Choosing the right path

  • Shared provider-backed when you want model selection, provider failover, and the built-in async task/status flow.
  • Plugin path (ComfyUI) when you need a custom workflow graph or a provider that is not part of the shared bundled music capability.
If you are debugging ComfyUI-specific behavior, see ComfyUI. If you are debugging shared provider behavior, start with fal, Google (Gemini), MiniMax, or OpenRouter.

Provider capability modes

The shared music-generation contract supports explicit mode declarations:
  • generate for prompt-only generation.
  • edit when the request includes one or more reference images.
New provider implementations should prefer explicit mode blocks:
capabilities: {
  generate: {
    maxTracks: 1,
    supportsLyrics: true,
    supportsFormat: true,
  },
  edit: {
    enabled: true,
    maxTracks: 1,
    maxInputImages: 1,
    supportsFormat: true,
  },
}
Legacy flat fields such as maxInputImages, supportsLyrics, and supportsFormat are not enough to advertise edit support. Providers should declare generate and edit explicitly so live tests, contract tests, and the shared music_generate tool can validate mode support deterministically.

Live tests

Opt-in live coverage for the shared bundled providers:
OPENCLAW_LIVE_TEST=1 pnpm test:live -- extensions/music-generation-providers.live.test.ts
Repo wrapper:
pnpm test:live:media music
This live file uses already-exported provider env vars ahead of stored auth profiles by default, and runs both generate and declared edit coverage when the provider enables edit mode.
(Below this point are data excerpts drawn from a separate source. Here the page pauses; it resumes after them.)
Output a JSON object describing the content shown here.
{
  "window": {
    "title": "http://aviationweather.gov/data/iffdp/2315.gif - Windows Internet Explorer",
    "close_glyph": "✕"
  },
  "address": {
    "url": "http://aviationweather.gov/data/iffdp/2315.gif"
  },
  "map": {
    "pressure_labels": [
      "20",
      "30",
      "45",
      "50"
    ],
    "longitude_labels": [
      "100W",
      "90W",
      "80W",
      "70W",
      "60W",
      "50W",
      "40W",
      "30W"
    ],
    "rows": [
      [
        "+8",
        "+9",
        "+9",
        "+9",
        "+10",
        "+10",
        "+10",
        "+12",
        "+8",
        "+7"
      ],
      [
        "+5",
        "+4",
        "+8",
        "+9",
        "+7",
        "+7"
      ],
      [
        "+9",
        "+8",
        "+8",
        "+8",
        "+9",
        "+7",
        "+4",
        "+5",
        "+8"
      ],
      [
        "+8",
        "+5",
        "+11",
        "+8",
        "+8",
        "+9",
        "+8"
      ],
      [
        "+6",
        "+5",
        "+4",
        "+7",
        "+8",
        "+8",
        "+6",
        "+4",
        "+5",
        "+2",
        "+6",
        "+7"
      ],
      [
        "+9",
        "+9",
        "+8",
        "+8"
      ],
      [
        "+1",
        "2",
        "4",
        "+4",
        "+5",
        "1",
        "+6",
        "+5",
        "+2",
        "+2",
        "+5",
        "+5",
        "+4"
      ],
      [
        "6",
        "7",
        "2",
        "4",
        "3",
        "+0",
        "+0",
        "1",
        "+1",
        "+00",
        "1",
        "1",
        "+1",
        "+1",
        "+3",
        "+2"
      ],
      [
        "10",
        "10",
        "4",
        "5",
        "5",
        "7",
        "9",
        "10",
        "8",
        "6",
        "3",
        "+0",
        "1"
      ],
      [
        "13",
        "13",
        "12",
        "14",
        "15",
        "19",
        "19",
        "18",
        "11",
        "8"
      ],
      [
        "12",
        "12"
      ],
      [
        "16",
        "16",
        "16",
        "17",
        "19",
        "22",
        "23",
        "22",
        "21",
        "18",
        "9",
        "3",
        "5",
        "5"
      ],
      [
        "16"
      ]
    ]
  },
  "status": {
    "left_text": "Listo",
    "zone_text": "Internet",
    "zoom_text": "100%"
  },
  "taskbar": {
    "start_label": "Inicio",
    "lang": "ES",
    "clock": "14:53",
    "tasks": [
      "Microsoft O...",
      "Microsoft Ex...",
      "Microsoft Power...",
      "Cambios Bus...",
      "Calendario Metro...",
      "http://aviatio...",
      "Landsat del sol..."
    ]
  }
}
Coverage today:
  • google: generate plus edit
  • fal: generate only
  • minimax: generate only
  • openrouter: generate plus edit
  • comfy: separate Comfy live coverage, not the shared provider sweep
Opt-in live coverage for the bundled ComfyUI music path:
OPENCLAW_LIVE_TEST=1 COMFY_LIVE_TEST=1 pnpm test:live -- extensions/comfy/comfy.live.test.ts
The Comfy live file also covers comfy image and video workflows when those sections are configured.